Thursday, July 16, 2009

me in your head or your heart?...

what do you think of when you think of me???

what other thoughts run through your head?
what pictures do you see?
what songs play in your mind?
what memories do you remissness?
what hopes do you hold so close to your heart?

are they true to my nature or are they fabricated my your idealizing mind?
does your heart have anything to do with your head?
have you dreamed of me? what was it like? did you wake with a smile?
have you ever longed to hold me, or gently touch my cheek?
have you desired my skin meet the warmth of ours?
ever pictured me in a gown and a Vail? white fabric hung flowing upon my frame?

even for a second, have you thought of me and it brought a smile to your face?
how do you think of me?...with humor...or passion?
when you hear my name or picture my face, does the heart take over?

just call



call me please i need to hear you say those words...words i would be lying if toy told them back to you, words i have said back to you. need that attention, while i a wait price charming I've become attached to Mr. emotional wreck.

i could hurt you but i wont, or at least I'll try not to.
i need you to call, let that phone light up like the the sun shinning through the crack in the window, waking me, letting me live.
please call right now, please call.

say you love me like you always do, but i know there is no way you could possibly and sincerely mean it...i need to hear it anyway.

is that why you say it? because you know i desperately need to hear it?
or is really because you so desperately need to say it???
maybe both.

i never needed or wanted it before, i scoffed at the words! i rejected them, it aggitated me so that you uttered them.
but now,..look at me...

come on call, i'll give you what you want to hear.
...but just for tonight, while im weak, while im alone.

Sunday, July 12, 2009

M@



its hard to think i could make anyone nervous, but i guess its possible. maybe thats why my whole life guys have shyed away but later admitted to liking me, just not knowing what to do or say.

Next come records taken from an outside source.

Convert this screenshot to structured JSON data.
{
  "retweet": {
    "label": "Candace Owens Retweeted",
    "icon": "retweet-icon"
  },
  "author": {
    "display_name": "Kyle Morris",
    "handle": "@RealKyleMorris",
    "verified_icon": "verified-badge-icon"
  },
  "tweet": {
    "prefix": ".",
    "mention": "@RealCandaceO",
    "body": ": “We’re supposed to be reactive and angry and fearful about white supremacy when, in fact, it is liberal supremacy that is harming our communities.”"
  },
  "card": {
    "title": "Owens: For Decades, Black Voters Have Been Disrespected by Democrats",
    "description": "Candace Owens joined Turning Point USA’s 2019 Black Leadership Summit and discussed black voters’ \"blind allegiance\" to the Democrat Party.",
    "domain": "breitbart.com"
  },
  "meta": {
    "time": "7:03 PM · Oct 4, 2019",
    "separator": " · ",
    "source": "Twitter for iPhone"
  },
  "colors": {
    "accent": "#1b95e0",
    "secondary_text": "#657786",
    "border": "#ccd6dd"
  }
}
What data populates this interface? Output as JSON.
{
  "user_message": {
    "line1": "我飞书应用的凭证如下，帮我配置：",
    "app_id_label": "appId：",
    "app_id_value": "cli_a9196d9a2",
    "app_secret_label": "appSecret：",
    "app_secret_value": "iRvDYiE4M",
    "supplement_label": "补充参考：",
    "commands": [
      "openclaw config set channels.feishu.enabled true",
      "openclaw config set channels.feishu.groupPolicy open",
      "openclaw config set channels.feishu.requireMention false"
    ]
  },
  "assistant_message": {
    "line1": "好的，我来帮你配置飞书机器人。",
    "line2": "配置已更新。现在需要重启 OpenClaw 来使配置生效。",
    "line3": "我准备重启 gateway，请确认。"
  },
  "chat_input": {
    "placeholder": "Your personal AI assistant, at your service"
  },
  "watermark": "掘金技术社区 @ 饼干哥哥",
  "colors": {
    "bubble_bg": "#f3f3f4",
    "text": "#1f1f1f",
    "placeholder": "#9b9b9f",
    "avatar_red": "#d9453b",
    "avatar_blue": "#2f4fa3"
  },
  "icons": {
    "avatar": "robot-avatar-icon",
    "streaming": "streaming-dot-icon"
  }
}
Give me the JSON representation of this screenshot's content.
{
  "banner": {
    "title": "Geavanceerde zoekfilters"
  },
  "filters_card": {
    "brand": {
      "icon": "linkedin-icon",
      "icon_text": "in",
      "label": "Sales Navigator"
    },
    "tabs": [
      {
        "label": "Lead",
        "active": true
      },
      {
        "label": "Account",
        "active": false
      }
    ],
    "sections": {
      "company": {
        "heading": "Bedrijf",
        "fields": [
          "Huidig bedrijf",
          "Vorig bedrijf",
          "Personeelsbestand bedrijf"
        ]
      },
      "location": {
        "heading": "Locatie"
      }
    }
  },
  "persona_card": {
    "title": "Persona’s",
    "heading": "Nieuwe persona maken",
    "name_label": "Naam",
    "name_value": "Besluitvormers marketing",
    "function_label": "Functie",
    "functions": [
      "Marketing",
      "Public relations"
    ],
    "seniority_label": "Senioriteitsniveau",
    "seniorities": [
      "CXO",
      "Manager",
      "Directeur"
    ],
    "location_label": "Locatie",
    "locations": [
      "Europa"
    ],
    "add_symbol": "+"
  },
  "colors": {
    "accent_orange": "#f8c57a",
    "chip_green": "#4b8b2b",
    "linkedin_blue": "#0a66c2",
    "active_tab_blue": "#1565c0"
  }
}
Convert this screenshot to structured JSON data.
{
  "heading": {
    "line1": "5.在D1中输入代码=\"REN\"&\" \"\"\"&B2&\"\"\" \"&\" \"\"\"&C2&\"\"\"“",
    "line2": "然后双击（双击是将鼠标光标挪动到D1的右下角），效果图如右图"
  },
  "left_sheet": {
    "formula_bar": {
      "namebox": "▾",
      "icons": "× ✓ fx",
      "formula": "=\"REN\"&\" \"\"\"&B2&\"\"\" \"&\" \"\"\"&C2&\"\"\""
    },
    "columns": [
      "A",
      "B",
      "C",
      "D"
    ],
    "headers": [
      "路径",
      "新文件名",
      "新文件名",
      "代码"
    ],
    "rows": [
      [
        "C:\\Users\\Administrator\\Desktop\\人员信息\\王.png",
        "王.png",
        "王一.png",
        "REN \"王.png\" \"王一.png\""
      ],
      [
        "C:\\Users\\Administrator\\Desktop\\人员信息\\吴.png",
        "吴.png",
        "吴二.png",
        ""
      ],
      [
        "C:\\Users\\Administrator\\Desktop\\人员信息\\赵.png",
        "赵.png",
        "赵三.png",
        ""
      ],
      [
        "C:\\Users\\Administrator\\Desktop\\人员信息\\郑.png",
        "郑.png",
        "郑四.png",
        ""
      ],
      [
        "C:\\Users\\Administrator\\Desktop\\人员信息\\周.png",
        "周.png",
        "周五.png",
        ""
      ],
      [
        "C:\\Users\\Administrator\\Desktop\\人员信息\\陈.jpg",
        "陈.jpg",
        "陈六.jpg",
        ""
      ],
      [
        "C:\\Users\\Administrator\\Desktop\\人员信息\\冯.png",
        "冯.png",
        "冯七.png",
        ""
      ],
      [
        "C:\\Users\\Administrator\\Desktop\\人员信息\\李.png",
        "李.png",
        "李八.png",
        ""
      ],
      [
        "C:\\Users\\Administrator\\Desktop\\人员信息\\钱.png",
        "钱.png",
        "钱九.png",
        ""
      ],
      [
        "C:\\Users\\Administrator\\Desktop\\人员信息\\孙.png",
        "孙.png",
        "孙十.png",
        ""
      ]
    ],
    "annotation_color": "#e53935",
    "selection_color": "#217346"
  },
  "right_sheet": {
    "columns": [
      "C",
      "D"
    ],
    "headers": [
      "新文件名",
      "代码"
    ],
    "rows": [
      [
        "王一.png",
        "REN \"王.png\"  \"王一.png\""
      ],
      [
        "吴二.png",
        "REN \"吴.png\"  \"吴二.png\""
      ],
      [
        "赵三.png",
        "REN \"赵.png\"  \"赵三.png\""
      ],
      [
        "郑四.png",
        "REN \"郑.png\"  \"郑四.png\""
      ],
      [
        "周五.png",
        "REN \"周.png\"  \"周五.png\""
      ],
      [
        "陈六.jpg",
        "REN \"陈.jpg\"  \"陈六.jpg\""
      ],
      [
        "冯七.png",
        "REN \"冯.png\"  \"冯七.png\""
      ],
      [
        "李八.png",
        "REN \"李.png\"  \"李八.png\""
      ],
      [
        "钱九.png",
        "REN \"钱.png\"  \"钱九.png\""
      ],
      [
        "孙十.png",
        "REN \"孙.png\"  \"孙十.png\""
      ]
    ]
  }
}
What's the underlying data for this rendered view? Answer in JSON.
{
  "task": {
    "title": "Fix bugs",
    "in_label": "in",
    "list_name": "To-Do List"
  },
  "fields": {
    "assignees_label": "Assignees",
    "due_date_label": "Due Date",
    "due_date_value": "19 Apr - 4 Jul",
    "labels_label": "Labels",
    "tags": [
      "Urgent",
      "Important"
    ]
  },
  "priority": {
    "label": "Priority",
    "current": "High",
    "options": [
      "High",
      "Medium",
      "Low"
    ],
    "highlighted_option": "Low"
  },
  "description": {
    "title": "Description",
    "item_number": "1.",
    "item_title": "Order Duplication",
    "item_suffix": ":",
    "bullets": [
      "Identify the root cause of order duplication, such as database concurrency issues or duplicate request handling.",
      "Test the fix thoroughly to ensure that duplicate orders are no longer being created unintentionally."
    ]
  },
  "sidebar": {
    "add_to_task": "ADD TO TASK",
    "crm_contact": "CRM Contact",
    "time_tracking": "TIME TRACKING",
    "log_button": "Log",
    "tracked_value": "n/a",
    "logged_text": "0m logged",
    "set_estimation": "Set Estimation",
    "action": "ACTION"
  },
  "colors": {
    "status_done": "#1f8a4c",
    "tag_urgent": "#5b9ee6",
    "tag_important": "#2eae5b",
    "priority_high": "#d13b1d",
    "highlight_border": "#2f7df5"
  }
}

you are young but seem to have a Godly wisdom, i would not over look you, in fact if you would show me who you are im certain i would love you. as it stands i dont
know much.

im leaving soon, starting "a new chapter of life" as they say. college is a pivotal point in life, it has the ability to brake you if you are not personally and morally strong or even make you if you are weak minded. so starting something with someone i have to leave behind is a very difficult thing especially when you are meeting so many new prospects. but dont let this hinder your decision of going after what you want, if what that is is me. becuase if what i see in you is great no others could compare, if you were truly meant for me for any amount of time. it would be worth it.

i dont know if any of what im saying makes any sense but so far in my life you are the first guy that has admitted their interest in me, that seems to really be in right st
anding with God. and because of that one thing you are put above all others. so honestly if you ask me out there is no other way i could respond than "YES".

but its up to you to make the move and ask, otherwords i will go on knowing God will send the right one in time.